Pretty print json for human readable files #2706

berland · 2022-01-12T13:32:59Z

Issue
Resolves #318 once more..

Approach
Add indent=4 to occurences of json.dump() whenever it writes to a file that a human might read.

There are some occurences of indent=1 already in the code base, not sure if consistency with that is important, or if we should try to be consistent with how black would format the same dictionaries in source code

Changed existing indent=1 into indent=4.

Considered to add sort_keys=True also, but skipped it, might confuse.

Occurences of json.dump() in tests are not touched.

Pre review checklist

Added appropriate labels

Adding labels helps the maintainers when writing release notes, see sections and the
corresponding labels here: https://github.com/equinor/ert/blob/main/.github/release.yml

markusdregi · 2022-01-12T13:34:45Z

There are some occurences of indent=1 already in the code base, not sure if consistency with that
is important

I would say that is not important and that you should feel free to bump those to 4 as well in this PR...
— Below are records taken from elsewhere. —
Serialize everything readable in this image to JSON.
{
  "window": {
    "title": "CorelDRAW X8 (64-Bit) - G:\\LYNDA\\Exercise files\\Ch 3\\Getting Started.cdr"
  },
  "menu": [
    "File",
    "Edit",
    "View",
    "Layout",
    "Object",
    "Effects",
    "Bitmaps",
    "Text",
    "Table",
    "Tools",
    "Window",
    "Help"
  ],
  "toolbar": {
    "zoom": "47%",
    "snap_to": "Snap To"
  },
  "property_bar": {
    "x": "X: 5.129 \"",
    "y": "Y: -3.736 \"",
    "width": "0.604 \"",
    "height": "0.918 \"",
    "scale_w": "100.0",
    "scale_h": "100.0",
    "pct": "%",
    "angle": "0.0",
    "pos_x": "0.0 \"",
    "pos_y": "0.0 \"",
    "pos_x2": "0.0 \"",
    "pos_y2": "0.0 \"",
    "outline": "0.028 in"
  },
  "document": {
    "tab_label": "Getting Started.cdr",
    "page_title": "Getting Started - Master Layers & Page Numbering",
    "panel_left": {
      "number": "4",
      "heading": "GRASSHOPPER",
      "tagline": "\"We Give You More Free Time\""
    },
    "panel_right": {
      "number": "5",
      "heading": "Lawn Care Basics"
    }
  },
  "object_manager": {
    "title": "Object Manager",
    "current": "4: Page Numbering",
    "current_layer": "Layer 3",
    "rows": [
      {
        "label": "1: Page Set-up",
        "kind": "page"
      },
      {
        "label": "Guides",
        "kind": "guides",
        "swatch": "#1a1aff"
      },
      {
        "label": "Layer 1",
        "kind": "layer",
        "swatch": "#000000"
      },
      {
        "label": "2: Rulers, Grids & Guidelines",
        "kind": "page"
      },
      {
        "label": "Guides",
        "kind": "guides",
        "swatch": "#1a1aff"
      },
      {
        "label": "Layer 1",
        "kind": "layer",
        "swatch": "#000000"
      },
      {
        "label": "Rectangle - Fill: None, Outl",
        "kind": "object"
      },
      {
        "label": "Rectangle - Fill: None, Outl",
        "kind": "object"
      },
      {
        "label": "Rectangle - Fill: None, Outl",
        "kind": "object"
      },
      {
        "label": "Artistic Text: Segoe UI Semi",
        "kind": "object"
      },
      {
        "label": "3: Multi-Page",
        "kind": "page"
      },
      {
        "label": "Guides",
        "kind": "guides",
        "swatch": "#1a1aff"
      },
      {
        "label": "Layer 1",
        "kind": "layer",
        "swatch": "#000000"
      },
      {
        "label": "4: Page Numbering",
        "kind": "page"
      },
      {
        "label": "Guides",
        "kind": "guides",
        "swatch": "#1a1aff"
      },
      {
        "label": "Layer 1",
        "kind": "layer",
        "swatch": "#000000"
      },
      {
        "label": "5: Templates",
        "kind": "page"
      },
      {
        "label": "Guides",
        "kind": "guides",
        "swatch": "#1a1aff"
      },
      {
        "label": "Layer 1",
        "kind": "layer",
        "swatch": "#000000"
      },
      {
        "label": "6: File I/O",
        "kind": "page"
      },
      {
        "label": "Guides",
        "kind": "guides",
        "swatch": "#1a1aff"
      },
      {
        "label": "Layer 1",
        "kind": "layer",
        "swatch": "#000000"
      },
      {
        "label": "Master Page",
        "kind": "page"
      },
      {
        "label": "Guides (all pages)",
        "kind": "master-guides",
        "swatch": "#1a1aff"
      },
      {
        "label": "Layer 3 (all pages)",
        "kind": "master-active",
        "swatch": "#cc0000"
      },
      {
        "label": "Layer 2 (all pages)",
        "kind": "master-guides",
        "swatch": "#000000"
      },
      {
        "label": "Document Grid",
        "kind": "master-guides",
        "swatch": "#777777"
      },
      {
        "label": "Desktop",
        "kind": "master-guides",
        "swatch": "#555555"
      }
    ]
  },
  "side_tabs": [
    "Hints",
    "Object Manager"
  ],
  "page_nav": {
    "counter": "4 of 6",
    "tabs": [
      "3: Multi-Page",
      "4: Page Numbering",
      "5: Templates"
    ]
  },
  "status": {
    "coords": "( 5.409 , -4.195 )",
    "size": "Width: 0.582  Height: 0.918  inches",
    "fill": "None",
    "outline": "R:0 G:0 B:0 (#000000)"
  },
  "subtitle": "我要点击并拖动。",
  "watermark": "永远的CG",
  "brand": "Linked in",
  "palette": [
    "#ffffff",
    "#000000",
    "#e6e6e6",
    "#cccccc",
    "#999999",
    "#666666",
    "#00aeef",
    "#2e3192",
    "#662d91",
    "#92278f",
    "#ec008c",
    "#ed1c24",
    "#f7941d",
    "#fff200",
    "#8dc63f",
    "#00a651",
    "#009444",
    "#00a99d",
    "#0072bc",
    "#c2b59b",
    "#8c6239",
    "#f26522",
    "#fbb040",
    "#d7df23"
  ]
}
jondequinor · 2022-01-12T14:09:26Z

job_runner/reporting/file.py

@@ -198,4 +198,4 @@ def _dump_ok_file(self):

    def _dump_status_json(self):
        with open(self.STATUS_json, "w") as fp:
-            json.dump(self.status_dict, fp, indent=1)
+            json.dump(self.status_dict, fp, indent=4)


There's a home made JSON parser somewhere. Just make sure that this file either is not read by that parser, or if it is, that the parser can deal with this indentation. 😅

I was hoping for the test to detect that 😁

I'm not even sure the C-layer reads this file anymore... 🤔 It definitively checks whether it exists (and removes it upon starting a forward model) to deduce running state, but I'm not sure it actually loads the file. It appears that this is all done in the Python layer... If so, there is no worries related to parsing it :)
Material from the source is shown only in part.